The FDA approved ibrutinib, an oral inhibitor of Bruton's tyrosine kinase, based on results from a single-arm, international phase II clinical trial published in the New England Journal of Medicine. Among 111 patients with relapsed or refractory MCL, 21% demonstrated a complete response and 47% had a partial response. The median response duration was about 17.5 months, which the authors described as durable single-agent activity in this population. The trial showed a low occurrence of grade 3 and 4 toxicity events.
“It was recognized early on as a drug that would be very successful in treating lymphoma patients,” says Julie Vose, MD, chief of hematology and oncology at the University of Nebraska Medical Center in Omaha. “It's very promising, and I've had many patients that it has helped.”
However, she notes that the estimated annual cost of the oral drug is $130,000, and the steep price tag will cause severe difficulties for many patients.
Ibrutinib is the third treatment approved for MCL. It joins the thalidomide analog lenalidomide (Revlimid; Celgene), which was approved in June 2013 for patients who have relapsed or progressed after two prior therapies, and the proteasome inhibitor bortezomib (Velcade; Takeda Pharmaceutical), which was approved in 2006 for patients who have received at least one prior therapy.
Younger patients with the disease are frequently treated initially with an aggressive chemotherapy regimen with rituximab (Rituxan; Genentech), followed by a stem cell transplant. Older patients may receive a lower-intensity chemotherapy regimen followed by rituximab as maintenance therapy.
Vose notes that in the clinical trial, ibrutinib's overall response rate was significantly higher than those shown by lenalidomide or bortezomib in the clinical trials that led to their approvals. Though ibrutinib did cause some side effects, they were rarely severe.
Bijal Shah, MD, a medical oncologist at the H. Lee Moffitt Cancer Center & Research Institute in Tampa, FL, characterizes ibrutinib as a critical step forward in the design of treatments that couple low toxicity with the efficacy of chemotherapy. “I think we're finally in a place where we can start to talk about a non-chemotherapy-based approach to obtaining, and ultimately maintaining, remission,” he says.

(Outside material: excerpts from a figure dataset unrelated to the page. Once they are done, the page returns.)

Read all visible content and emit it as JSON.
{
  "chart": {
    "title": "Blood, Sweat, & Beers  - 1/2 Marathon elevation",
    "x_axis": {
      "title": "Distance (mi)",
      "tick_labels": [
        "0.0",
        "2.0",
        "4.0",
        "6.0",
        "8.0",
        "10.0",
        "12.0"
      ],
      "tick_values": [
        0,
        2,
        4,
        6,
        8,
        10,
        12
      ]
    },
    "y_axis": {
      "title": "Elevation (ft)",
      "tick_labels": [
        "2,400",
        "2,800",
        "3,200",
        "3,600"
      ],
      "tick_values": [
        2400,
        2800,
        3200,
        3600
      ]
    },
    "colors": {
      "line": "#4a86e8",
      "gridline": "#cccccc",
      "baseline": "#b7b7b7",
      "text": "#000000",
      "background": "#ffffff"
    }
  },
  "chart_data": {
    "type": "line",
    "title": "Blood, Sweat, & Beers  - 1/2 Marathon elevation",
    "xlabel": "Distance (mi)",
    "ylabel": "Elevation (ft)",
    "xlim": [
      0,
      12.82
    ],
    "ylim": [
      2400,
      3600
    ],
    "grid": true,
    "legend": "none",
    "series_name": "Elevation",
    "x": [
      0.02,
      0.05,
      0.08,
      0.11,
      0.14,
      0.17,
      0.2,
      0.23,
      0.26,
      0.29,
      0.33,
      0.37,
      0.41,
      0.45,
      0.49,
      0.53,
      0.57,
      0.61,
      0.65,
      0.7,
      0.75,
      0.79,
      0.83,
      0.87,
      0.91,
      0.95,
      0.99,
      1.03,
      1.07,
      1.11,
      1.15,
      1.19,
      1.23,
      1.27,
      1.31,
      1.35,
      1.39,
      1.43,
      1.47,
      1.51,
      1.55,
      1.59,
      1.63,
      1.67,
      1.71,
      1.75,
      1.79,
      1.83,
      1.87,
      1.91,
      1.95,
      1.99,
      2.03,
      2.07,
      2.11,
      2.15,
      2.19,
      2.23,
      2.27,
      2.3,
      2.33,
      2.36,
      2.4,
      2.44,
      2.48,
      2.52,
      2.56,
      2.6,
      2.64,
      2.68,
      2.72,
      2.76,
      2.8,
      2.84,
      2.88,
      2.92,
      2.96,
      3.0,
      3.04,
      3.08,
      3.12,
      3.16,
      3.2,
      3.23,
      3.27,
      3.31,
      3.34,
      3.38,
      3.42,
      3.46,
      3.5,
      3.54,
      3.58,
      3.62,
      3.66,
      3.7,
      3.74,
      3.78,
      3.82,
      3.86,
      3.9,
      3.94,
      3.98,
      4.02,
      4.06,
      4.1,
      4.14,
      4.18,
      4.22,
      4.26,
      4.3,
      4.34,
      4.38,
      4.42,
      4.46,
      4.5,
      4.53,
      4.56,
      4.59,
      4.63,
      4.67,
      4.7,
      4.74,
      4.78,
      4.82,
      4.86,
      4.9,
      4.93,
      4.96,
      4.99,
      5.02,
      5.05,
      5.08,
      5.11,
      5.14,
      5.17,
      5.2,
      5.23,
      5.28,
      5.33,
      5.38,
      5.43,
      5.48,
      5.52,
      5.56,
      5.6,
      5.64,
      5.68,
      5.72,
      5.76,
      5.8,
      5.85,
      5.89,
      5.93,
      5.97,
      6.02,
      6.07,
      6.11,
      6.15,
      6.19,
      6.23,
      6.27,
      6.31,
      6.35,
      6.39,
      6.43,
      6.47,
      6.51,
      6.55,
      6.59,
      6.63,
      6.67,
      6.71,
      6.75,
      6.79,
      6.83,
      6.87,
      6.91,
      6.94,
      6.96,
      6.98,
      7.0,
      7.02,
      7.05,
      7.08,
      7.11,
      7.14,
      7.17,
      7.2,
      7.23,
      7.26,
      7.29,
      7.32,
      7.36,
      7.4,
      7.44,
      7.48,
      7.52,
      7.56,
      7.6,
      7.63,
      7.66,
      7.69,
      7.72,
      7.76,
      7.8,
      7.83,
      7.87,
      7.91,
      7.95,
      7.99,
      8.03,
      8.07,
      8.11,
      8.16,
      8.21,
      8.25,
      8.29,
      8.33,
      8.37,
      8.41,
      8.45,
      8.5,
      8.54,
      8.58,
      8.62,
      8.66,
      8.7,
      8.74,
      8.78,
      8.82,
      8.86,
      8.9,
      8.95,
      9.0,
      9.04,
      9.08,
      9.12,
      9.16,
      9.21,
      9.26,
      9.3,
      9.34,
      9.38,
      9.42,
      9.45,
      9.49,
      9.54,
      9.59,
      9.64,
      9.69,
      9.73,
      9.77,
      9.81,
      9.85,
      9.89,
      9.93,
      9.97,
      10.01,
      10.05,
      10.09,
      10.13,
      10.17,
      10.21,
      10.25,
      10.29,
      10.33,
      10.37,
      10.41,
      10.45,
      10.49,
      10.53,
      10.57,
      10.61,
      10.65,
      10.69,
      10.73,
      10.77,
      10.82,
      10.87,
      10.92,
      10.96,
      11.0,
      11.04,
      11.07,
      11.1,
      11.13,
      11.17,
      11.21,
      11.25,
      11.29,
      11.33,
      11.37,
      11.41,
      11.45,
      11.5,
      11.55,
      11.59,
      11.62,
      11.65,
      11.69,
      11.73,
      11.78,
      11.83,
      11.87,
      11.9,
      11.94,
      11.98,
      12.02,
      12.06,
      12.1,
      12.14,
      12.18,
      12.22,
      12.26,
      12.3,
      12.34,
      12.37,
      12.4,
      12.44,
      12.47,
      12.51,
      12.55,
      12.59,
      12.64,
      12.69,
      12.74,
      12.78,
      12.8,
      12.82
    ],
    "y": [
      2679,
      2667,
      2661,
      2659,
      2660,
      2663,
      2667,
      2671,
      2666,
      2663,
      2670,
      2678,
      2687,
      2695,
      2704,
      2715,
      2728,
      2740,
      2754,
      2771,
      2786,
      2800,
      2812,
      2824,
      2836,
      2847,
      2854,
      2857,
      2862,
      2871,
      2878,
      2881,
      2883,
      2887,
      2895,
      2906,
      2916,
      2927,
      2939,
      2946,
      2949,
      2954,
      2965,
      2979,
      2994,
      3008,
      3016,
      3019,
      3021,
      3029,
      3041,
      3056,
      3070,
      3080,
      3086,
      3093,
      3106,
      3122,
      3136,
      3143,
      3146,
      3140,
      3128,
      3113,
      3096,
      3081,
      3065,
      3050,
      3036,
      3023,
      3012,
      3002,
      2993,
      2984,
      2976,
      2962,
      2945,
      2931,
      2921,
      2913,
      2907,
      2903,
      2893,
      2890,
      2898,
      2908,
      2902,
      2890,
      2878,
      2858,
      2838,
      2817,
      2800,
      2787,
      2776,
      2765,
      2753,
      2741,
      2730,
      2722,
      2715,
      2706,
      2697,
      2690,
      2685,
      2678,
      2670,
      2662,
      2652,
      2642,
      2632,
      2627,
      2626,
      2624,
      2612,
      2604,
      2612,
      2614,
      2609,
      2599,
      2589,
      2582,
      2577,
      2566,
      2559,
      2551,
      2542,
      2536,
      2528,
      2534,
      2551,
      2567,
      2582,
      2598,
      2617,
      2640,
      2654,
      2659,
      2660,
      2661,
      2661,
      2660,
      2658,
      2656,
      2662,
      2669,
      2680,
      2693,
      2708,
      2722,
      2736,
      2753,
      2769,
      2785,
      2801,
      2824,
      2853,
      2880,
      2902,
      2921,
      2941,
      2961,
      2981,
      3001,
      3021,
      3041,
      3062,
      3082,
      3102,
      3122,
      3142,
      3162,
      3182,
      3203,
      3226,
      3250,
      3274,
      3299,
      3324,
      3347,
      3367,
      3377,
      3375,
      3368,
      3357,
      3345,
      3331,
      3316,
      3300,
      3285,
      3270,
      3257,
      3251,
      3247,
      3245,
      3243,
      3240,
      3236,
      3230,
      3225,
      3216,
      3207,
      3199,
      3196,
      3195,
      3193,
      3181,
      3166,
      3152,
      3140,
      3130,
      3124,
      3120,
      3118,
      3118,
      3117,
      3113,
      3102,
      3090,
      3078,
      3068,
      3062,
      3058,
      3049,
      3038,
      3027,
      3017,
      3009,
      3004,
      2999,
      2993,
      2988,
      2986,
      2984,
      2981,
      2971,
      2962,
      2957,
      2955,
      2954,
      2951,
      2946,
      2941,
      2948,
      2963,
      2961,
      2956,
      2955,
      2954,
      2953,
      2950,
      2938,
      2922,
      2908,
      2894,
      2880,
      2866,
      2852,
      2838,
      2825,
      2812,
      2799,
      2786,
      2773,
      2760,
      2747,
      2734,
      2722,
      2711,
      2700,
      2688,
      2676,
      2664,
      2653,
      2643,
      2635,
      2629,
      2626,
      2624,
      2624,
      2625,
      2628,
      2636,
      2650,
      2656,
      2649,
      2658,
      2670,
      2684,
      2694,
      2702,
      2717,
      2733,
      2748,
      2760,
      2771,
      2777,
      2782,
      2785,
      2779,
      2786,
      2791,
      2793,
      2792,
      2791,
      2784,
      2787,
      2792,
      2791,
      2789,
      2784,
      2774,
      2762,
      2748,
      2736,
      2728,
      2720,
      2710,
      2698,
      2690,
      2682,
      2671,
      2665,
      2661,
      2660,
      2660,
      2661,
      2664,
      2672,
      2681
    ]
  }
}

Ibrutinib is the second drug designated by the FDA as a “breakthrough therapy” to be granted approval. The breakthrough therapy designation hastens the clinical development and review of a therapy for which early clinical evidence suggests an improvement over existing treatments on at least one significant endpoint.
In June, its manufacturers submitted the drug for approval to treat patients with chronic lymphocytic leukemia (CLL) as well as MCL. The FDA has not publicly released any information on potential approval for CLL.